Bill Tremblay is not a poet who is associated with the West Coast poetry renaissance of the past 75 years, and yet I would be sorely tempted to include him in any anthology that attempted to survey that movement. In large part, his eligibility for such an anthology would be based on expanding “West Coast” to potentially include those poets whose books exist because of the devotion of a West Coast publisher to their work. While Bill Tremblay first caught my attention in the early 1970s with a book from the University of Massachusetts Press (Crying in the Cheap Seats), the vast majority of his subsequent books have been issued by Lynx House Press. Given the number of books he has published and the quality of his work, one has to wonder why he is not better known as a poet. Then again, I have the same question about Christopher Buckley, who also is a poet I would strongly identify as a major contributor to the West Coast poetry renaissance.

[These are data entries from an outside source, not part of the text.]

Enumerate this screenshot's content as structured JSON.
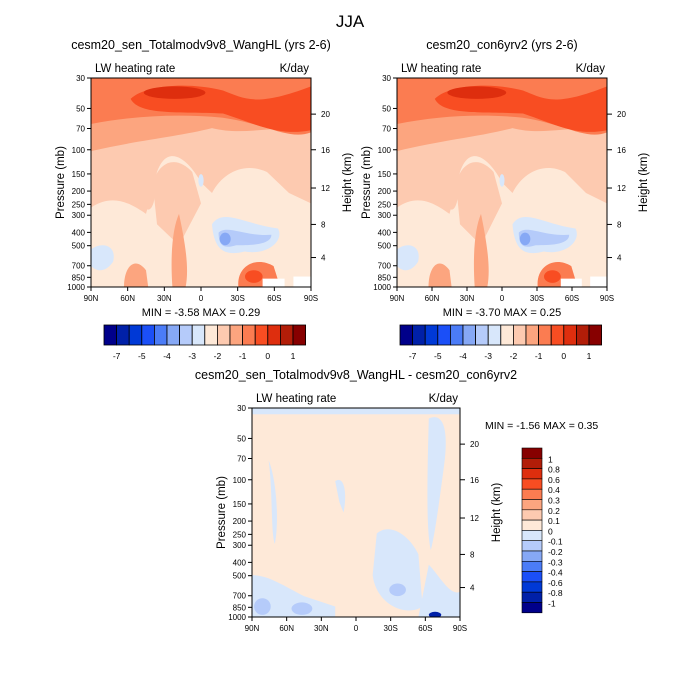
{
  "main_title": "JJA",
  "colors": {
    "neg": [
      "#00008a",
      "#0020a8",
      "#0039d6",
      "#1b4ff7",
      "#4b7cf7",
      "#86a8f5",
      "#b5cbfa",
      "#d8e7fb"
    ],
    "pos": [
      "#fee9d8",
      "#fdcab0",
      "#fca57f",
      "#fb7c51",
      "#f84d22",
      "#de2e0e",
      "#b21d08",
      "#870000"
    ]
  },
  "chart_data": [
    {
      "type": "heatmap",
      "title": "cesm20_sen_Totalmodv9v8_WangHL (yrs 2-6)",
      "left_string": "LW heating rate",
      "right_string": "K/day",
      "ylabel": "Pressure (mb)",
      "ylabel_right": "Height (km)",
      "xticks": [
        "90N",
        "60N",
        "30N",
        "0",
        "30S",
        "60S",
        "90S"
      ],
      "yticks": [
        "30",
        "50",
        "70",
        "100",
        "150",
        "200",
        "250",
        "300",
        "400",
        "500",
        "700",
        "850",
        "1000"
      ],
      "yticks_right": [
        "20",
        "16",
        "12",
        "8",
        "4"
      ],
      "min_max": "MIN =  -3.58  MAX =   0.29",
      "colorbar_labels": [
        "-7",
        "-5",
        "-4",
        "-3",
        "-2",
        "-1",
        "0",
        "1"
      ]
    },
    {
      "type": "heatmap",
      "title": "cesm20_con6yrv2 (yrs 2-6)",
      "left_string": "LW heating rate",
      "right_string": "K/day",
      "ylabel": "Pressure (mb)",
      "ylabel_right": "Height (km)",
      "xticks": [
        "90N",
        "60N",
        "30N",
        "0",
        "30S",
        "60S",
        "90S"
      ],
      "yticks": [
        "30",
        "50",
        "70",
        "100",
        "150",
        "200",
        "250",
        "300",
        "400",
        "500",
        "700",
        "850",
        "1000"
      ],
      "yticks_right": [
        "20",
        "16",
        "12",
        "8",
        "4"
      ],
      "min_max": "MIN =  -3.70  MAX =   0.25",
      "colorbar_labels": [
        "-7",
        "-5",
        "-4",
        "-3",
        "-2",
        "-1",
        "0",
        "1"
      ]
    },
    {
      "type": "heatmap",
      "title": "cesm20_sen_Totalmodv9v8_WangHL - cesm20_con6yrv2",
      "left_string": "LW heating rate",
      "right_string": "K/day",
      "ylabel": "Pressure (mb)",
      "ylabel_right": "Height (km)",
      "xticks": [
        "90N",
        "60N",
        "30N",
        "0",
        "30S",
        "60S",
        "90S"
      ],
      "yticks": [
        "30",
        "50",
        "70",
        "100",
        "150",
        "200",
        "250",
        "300",
        "400",
        "500",
        "700",
        "850",
        "1000"
      ],
      "yticks_right": [
        "20",
        "16",
        "12",
        "8",
        "4"
      ],
      "min_max": "MIN =  -1.56  MAX =   0.35",
      "colorbar_labels": [
        "1",
        "0.8",
        "0.6",
        "0.4",
        "0.3",
        "0.2",
        "0.1",
        "0",
        "-0.1",
        "-0.2",
        "-0.3",
        "-0.4",
        "-0.6",
        "-0.8",
        "-1"
      ]
    }
  ]
}
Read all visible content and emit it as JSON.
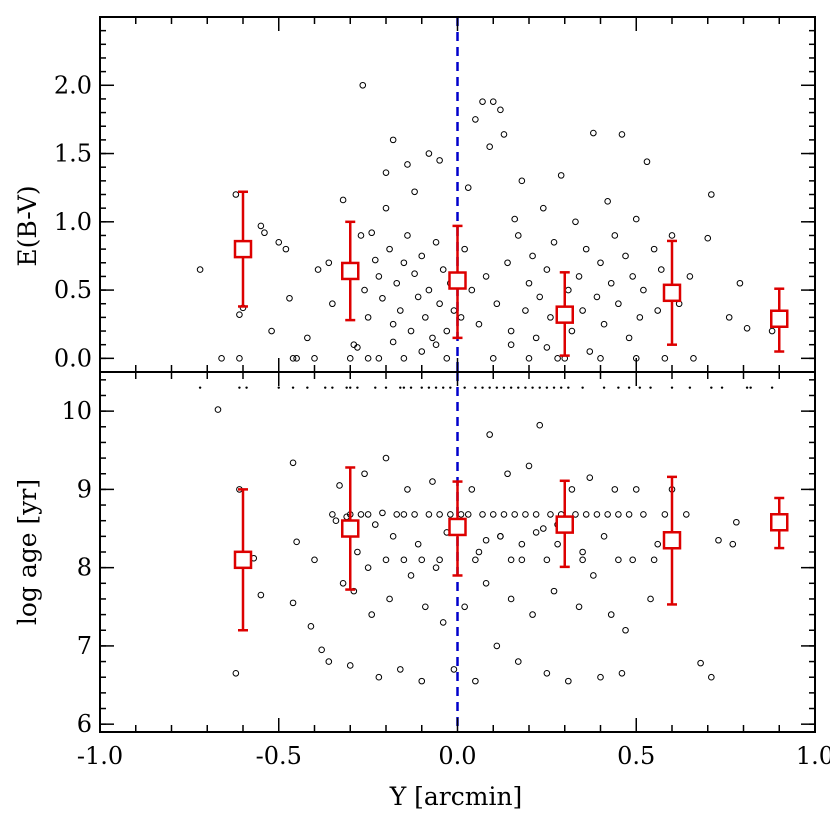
{
  "chart_data": [
    {
      "type": "scatter",
      "panel": "top",
      "xlabel": "",
      "ylabel": "E(B-V)",
      "xlim": [
        -1.0,
        1.0
      ],
      "ylim": [
        -0.1,
        2.5
      ],
      "y_ticks": [
        0.0,
        0.5,
        1.0,
        1.5,
        2.0
      ],
      "y_tick_labels": [
        "0.0",
        "0.5",
        "1.0",
        "1.5",
        "2.0"
      ],
      "grid": false,
      "vertical_line": {
        "x": 0.0,
        "color": "#0000cc",
        "style": "dashed"
      },
      "binned_means": {
        "color": "#dd0000",
        "x": [
          -0.6,
          -0.3,
          0.0,
          0.3,
          0.6,
          0.9
        ],
        "y": [
          0.8,
          0.64,
          0.57,
          0.32,
          0.48,
          0.29
        ],
        "err_low": [
          0.38,
          0.28,
          0.15,
          0.02,
          0.1,
          0.05
        ],
        "err_high": [
          1.22,
          1.0,
          0.97,
          0.63,
          0.86,
          0.51
        ]
      },
      "points": [
        [
          -0.72,
          0.65
        ],
        [
          -0.66,
          0.0
        ],
        [
          -0.62,
          1.2
        ],
        [
          -0.61,
          0.32
        ],
        [
          -0.6,
          0.37
        ],
        [
          -0.61,
          0.0
        ],
        [
          -0.55,
          0.97
        ],
        [
          -0.54,
          0.92
        ],
        [
          -0.52,
          0.2
        ],
        [
          -0.5,
          0.85
        ],
        [
          -0.48,
          0.8
        ],
        [
          -0.47,
          0.44
        ],
        [
          -0.46,
          0.0
        ],
        [
          -0.45,
          0.0
        ],
        [
          -0.42,
          0.15
        ],
        [
          -0.4,
          0.0
        ],
        [
          -0.39,
          0.65
        ],
        [
          -0.36,
          0.7
        ],
        [
          -0.35,
          0.4
        ],
        [
          -0.32,
          1.16
        ],
        [
          -0.3,
          0.6
        ],
        [
          -0.29,
          0.1
        ],
        [
          -0.28,
          0.08
        ],
        [
          -0.27,
          0.9
        ],
        [
          -0.26,
          0.5
        ],
        [
          -0.25,
          0.3
        ],
        [
          -0.24,
          0.92
        ],
        [
          -0.23,
          0.72
        ],
        [
          -0.22,
          0.6
        ],
        [
          -0.21,
          0.44
        ],
        [
          -0.2,
          1.1
        ],
        [
          -0.19,
          0.8
        ],
        [
          -0.18,
          0.25
        ],
        [
          -0.17,
          0.55
        ],
        [
          -0.16,
          0.35
        ],
        [
          -0.15,
          0.7
        ],
        [
          -0.14,
          0.9
        ],
        [
          -0.13,
          0.2
        ],
        [
          -0.12,
          0.62
        ],
        [
          -0.11,
          0.45
        ],
        [
          -0.1,
          0.75
        ],
        [
          -0.09,
          0.3
        ],
        [
          -0.08,
          0.5
        ],
        [
          -0.07,
          0.15
        ],
        [
          -0.06,
          0.85
        ],
        [
          -0.05,
          0.4
        ],
        [
          -0.04,
          0.65
        ],
        [
          -0.03,
          0.2
        ],
        [
          -0.02,
          0.55
        ],
        [
          -0.01,
          0.35
        ],
        [
          -0.265,
          2.0
        ],
        [
          -0.18,
          1.6
        ],
        [
          -0.14,
          1.42
        ],
        [
          -0.08,
          1.5
        ],
        [
          -0.05,
          1.45
        ],
        [
          -0.2,
          1.36
        ],
        [
          -0.12,
          1.22
        ],
        [
          -0.22,
          0.0
        ],
        [
          -0.15,
          0.0
        ],
        [
          -0.1,
          0.05
        ],
        [
          -0.06,
          0.1
        ],
        [
          -0.03,
          0.0
        ],
        [
          0.01,
          0.3
        ],
        [
          0.02,
          0.8
        ],
        [
          0.03,
          1.25
        ],
        [
          0.04,
          0.5
        ],
        [
          0.05,
          1.75
        ],
        [
          0.06,
          0.25
        ],
        [
          0.07,
          1.88
        ],
        [
          0.08,
          0.6
        ],
        [
          0.09,
          1.55
        ],
        [
          0.1,
          1.88
        ],
        [
          0.11,
          0.4
        ],
        [
          0.12,
          1.82
        ],
        [
          0.13,
          1.64
        ],
        [
          0.14,
          0.7
        ],
        [
          0.15,
          0.2
        ],
        [
          0.16,
          1.02
        ],
        [
          0.17,
          0.9
        ],
        [
          0.18,
          1.3
        ],
        [
          0.19,
          0.35
        ],
        [
          0.2,
          0.55
        ],
        [
          0.21,
          0.75
        ],
        [
          0.22,
          0.15
        ],
        [
          0.23,
          0.45
        ],
        [
          0.24,
          1.1
        ],
        [
          0.25,
          0.65
        ],
        [
          0.26,
          0.3
        ],
        [
          0.27,
          0.85
        ],
        [
          0.28,
          0.0
        ],
        [
          0.29,
          1.34
        ],
        [
          0.31,
          0.5
        ],
        [
          0.32,
          0.2
        ],
        [
          0.33,
          1.0
        ],
        [
          0.34,
          0.6
        ],
        [
          0.35,
          0.35
        ],
        [
          0.36,
          0.8
        ],
        [
          0.37,
          0.05
        ],
        [
          0.38,
          1.65
        ],
        [
          0.39,
          0.45
        ],
        [
          0.4,
          0.7
        ],
        [
          0.41,
          0.25
        ],
        [
          0.42,
          1.15
        ],
        [
          0.43,
          0.55
        ],
        [
          0.44,
          0.9
        ],
        [
          0.45,
          0.4
        ],
        [
          0.46,
          1.64
        ],
        [
          0.47,
          0.75
        ],
        [
          0.48,
          0.15
        ],
        [
          0.49,
          0.6
        ],
        [
          0.5,
          1.02
        ],
        [
          0.51,
          0.3
        ],
        [
          0.52,
          0.5
        ],
        [
          0.53,
          1.44
        ],
        [
          0.55,
          0.8
        ],
        [
          0.56,
          0.35
        ],
        [
          0.57,
          0.65
        ],
        [
          0.58,
          0.0
        ],
        [
          0.6,
          0.9
        ],
        [
          0.62,
          0.4
        ],
        [
          0.65,
          0.6
        ],
        [
          0.66,
          0.0
        ],
        [
          0.7,
          0.88
        ],
        [
          0.71,
          1.2
        ],
        [
          0.76,
          0.3
        ],
        [
          0.79,
          0.55
        ],
        [
          0.81,
          0.22
        ],
        [
          0.88,
          0.2
        ],
        [
          -0.3,
          0.0
        ],
        [
          -0.25,
          0.0
        ],
        [
          0.1,
          0.0
        ],
        [
          0.2,
          0.0
        ],
        [
          0.3,
          0.0
        ],
        [
          0.4,
          0.0
        ],
        [
          0.5,
          0.0
        ],
        [
          0.15,
          0.1
        ],
        [
          0.25,
          0.08
        ],
        [
          -0.18,
          0.12
        ]
      ]
    },
    {
      "type": "scatter",
      "panel": "bottom",
      "xlabel": "Y [arcmin]",
      "ylabel": "log age [yr]",
      "xlim": [
        -1.0,
        1.0
      ],
      "ylim": [
        5.9,
        10.5
      ],
      "x_ticks": [
        -1.0,
        -0.5,
        0.0,
        0.5,
        1.0
      ],
      "x_tick_labels": [
        "-1.0",
        "-0.5",
        "0.0",
        "0.5",
        "1.0"
      ],
      "y_ticks": [
        6,
        7,
        8,
        9,
        10
      ],
      "y_tick_labels": [
        "6",
        "7",
        "8",
        "9",
        "10"
      ],
      "grid": false,
      "vertical_line": {
        "x": 0.0,
        "color": "#0000cc",
        "style": "dashed"
      },
      "binned_means": {
        "color": "#dd0000",
        "x": [
          -0.6,
          -0.3,
          0.0,
          0.3,
          0.6,
          0.9
        ],
        "y": [
          8.1,
          8.5,
          8.52,
          8.55,
          8.35,
          8.58
        ],
        "err_low": [
          7.2,
          7.72,
          7.9,
          8.01,
          7.53,
          8.25
        ],
        "err_high": [
          9.0,
          9.28,
          9.1,
          9.11,
          9.16,
          8.89
        ]
      },
      "points": [
        [
          -0.67,
          10.02
        ],
        [
          -0.62,
          6.65
        ],
        [
          -0.61,
          9.0
        ],
        [
          -0.57,
          8.12
        ],
        [
          -0.55,
          7.65
        ],
        [
          -0.46,
          7.55
        ],
        [
          -0.45,
          8.33
        ],
        [
          -0.46,
          9.34
        ],
        [
          -0.41,
          7.25
        ],
        [
          -0.4,
          8.1
        ],
        [
          -0.38,
          6.95
        ],
        [
          -0.36,
          6.8
        ],
        [
          -0.34,
          8.6
        ],
        [
          -0.33,
          9.05
        ],
        [
          -0.32,
          7.8
        ],
        [
          -0.31,
          8.65
        ],
        [
          -0.3,
          6.75
        ],
        [
          -0.29,
          7.7
        ],
        [
          -0.28,
          8.2
        ],
        [
          -0.27,
          8.68
        ],
        [
          -0.26,
          9.2
        ],
        [
          -0.25,
          8.0
        ],
        [
          -0.24,
          7.4
        ],
        [
          -0.23,
          8.55
        ],
        [
          -0.22,
          6.6
        ],
        [
          -0.21,
          8.7
        ],
        [
          -0.2,
          9.4
        ],
        [
          -0.19,
          7.6
        ],
        [
          -0.18,
          8.4
        ],
        [
          -0.17,
          8.68
        ],
        [
          -0.16,
          6.7
        ],
        [
          -0.15,
          8.1
        ],
        [
          -0.14,
          9.0
        ],
        [
          -0.13,
          7.9
        ],
        [
          -0.12,
          8.68
        ],
        [
          -0.11,
          8.3
        ],
        [
          -0.1,
          6.55
        ],
        [
          -0.09,
          7.5
        ],
        [
          -0.08,
          8.68
        ],
        [
          -0.07,
          9.1
        ],
        [
          -0.06,
          8.0
        ],
        [
          -0.05,
          8.68
        ],
        [
          -0.04,
          7.3
        ],
        [
          -0.03,
          8.45
        ],
        [
          -0.02,
          8.68
        ],
        [
          -0.01,
          6.7
        ],
        [
          0.01,
          8.68
        ],
        [
          0.02,
          7.5
        ],
        [
          0.03,
          8.68
        ],
        [
          0.04,
          9.0
        ],
        [
          0.05,
          6.55
        ],
        [
          0.06,
          8.2
        ],
        [
          0.07,
          8.68
        ],
        [
          0.08,
          7.8
        ],
        [
          0.09,
          9.7
        ],
        [
          0.1,
          8.68
        ],
        [
          0.11,
          7.0
        ],
        [
          0.12,
          8.4
        ],
        [
          0.13,
          8.68
        ],
        [
          0.14,
          9.2
        ],
        [
          0.15,
          7.6
        ],
        [
          0.16,
          8.68
        ],
        [
          0.17,
          6.8
        ],
        [
          0.18,
          8.1
        ],
        [
          0.19,
          8.68
        ],
        [
          0.2,
          9.3
        ],
        [
          0.21,
          7.4
        ],
        [
          0.22,
          8.68
        ],
        [
          0.23,
          9.82
        ],
        [
          0.24,
          8.5
        ],
        [
          0.25,
          6.65
        ],
        [
          0.26,
          8.68
        ],
        [
          0.27,
          7.7
        ],
        [
          0.28,
          8.3
        ],
        [
          0.29,
          8.68
        ],
        [
          0.31,
          6.55
        ],
        [
          0.32,
          9.0
        ],
        [
          0.33,
          8.68
        ],
        [
          0.34,
          7.5
        ],
        [
          0.35,
          8.2
        ],
        [
          0.36,
          8.68
        ],
        [
          0.37,
          9.15
        ],
        [
          0.38,
          7.9
        ],
        [
          0.39,
          8.68
        ],
        [
          0.4,
          6.6
        ],
        [
          0.41,
          8.4
        ],
        [
          0.42,
          8.68
        ],
        [
          0.43,
          7.4
        ],
        [
          0.44,
          9.0
        ],
        [
          0.45,
          8.68
        ],
        [
          0.46,
          6.65
        ],
        [
          0.47,
          7.2
        ],
        [
          0.48,
          8.68
        ],
        [
          0.49,
          8.1
        ],
        [
          0.5,
          9.0
        ],
        [
          0.52,
          8.68
        ],
        [
          0.54,
          7.6
        ],
        [
          0.56,
          8.3
        ],
        [
          0.58,
          8.68
        ],
        [
          0.6,
          9.0
        ],
        [
          0.64,
          8.68
        ],
        [
          0.68,
          6.78
        ],
        [
          0.71,
          6.6
        ],
        [
          0.73,
          8.35
        ],
        [
          0.77,
          8.3
        ],
        [
          0.78,
          8.58
        ],
        [
          -0.3,
          8.68
        ],
        [
          -0.35,
          8.68
        ],
        [
          -0.25,
          8.68
        ],
        [
          -0.15,
          8.68
        ],
        [
          -0.05,
          8.1
        ],
        [
          0.05,
          8.1
        ],
        [
          0.15,
          8.1
        ],
        [
          0.25,
          8.1
        ],
        [
          0.35,
          8.1
        ],
        [
          0.45,
          8.1
        ],
        [
          0.55,
          8.1
        ],
        [
          -0.1,
          8.1
        ],
        [
          -0.2,
          8.1
        ],
        [
          0.12,
          8.4
        ],
        [
          0.18,
          8.3
        ],
        [
          0.22,
          8.45
        ],
        [
          0.28,
          8.55
        ],
        [
          0.08,
          8.35
        ]
      ],
      "saturated_points_y": 10.3,
      "saturated_points_x": [
        -0.72,
        -0.61,
        -0.59,
        -0.5,
        -0.46,
        -0.42,
        -0.37,
        -0.35,
        -0.31,
        -0.3,
        -0.28,
        -0.23,
        -0.2,
        -0.16,
        -0.15,
        -0.13,
        -0.1,
        -0.08,
        -0.06,
        -0.04,
        -0.02,
        0.02,
        0.05,
        0.07,
        0.09,
        0.11,
        0.13,
        0.15,
        0.17,
        0.19,
        0.21,
        0.23,
        0.25,
        0.27,
        0.29,
        0.31,
        0.35,
        0.41,
        0.45,
        0.48,
        0.51,
        0.54,
        0.6,
        0.65,
        0.71,
        0.74,
        0.81,
        0.82,
        0.88
      ]
    }
  ]
}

For those who are fans of Tremblay’s poetry, I would call attention to an interview with him in issue number 4 of Resonance magazine along with a half-dozen recent poems. In particular, I would urge poets to consider the conversation that Tremblay cites between Dick Hugo and himself about the career advantages of achieving a recognizable style. I myself side with Tremblay’s position, though I have often pointed out to students the same thing that Hugo mentions. My example, though, is Deborah Butterfield’s horse sculptures. This is not to say that I don’t immensely respect and admire poets who have attained such a recognizable curvature to their work that it almost becomes a legal signature: Paul Vangelisti, for instance, and Rae Armantrout. Of those poets who are more deliberately evasive, however, Bill Tremblay is among my favorite.

Here’s the link:

https://www.resonance-journal.org

For those of you who are not at all familiar with Tremblay’s work, here is a list of some of his titles:

Second sun : new and selected poems
Seattle, Wash.] : L’Epervier Press ; Berkeley, Calif. (1985)
(52 libraries)

Rainstorm over the alphabet : poems, 1990-2000
Portland, Or. : Lynx House Press ; Berkeley, CA (2001)
(75 libraries)

Walks along the ditch : poems
Spokane, Washington : Lynx House Press, Seattle, WA : University of Washington Press (2016)
“These poems represent a turn in Bill Tremblay’s long, distinguished career. The political and social concerns are still present, as well as the powerful lyric invention that has marked his previous collections. What’s new is the poems’ meditative interiority, the sense of a man alone with his faiths, failures, feelings, and thoughts as he walks daily along the irrigation ditch near his house, the Rocky Mountains and great Colorado sky in the background, dwarfing all that anyone ever thought, did, or believed. The whole book has about it a passionate, mesmerizing calm.” — COVER DESCRIPTION
(45 libraries)

Crying in the Cheap Seats
Amherst: University of Massachusetts Press, 1971
(219 libraries)

Note: The number of libraries in which each book can be found was accessed at World Cat Advanced Search.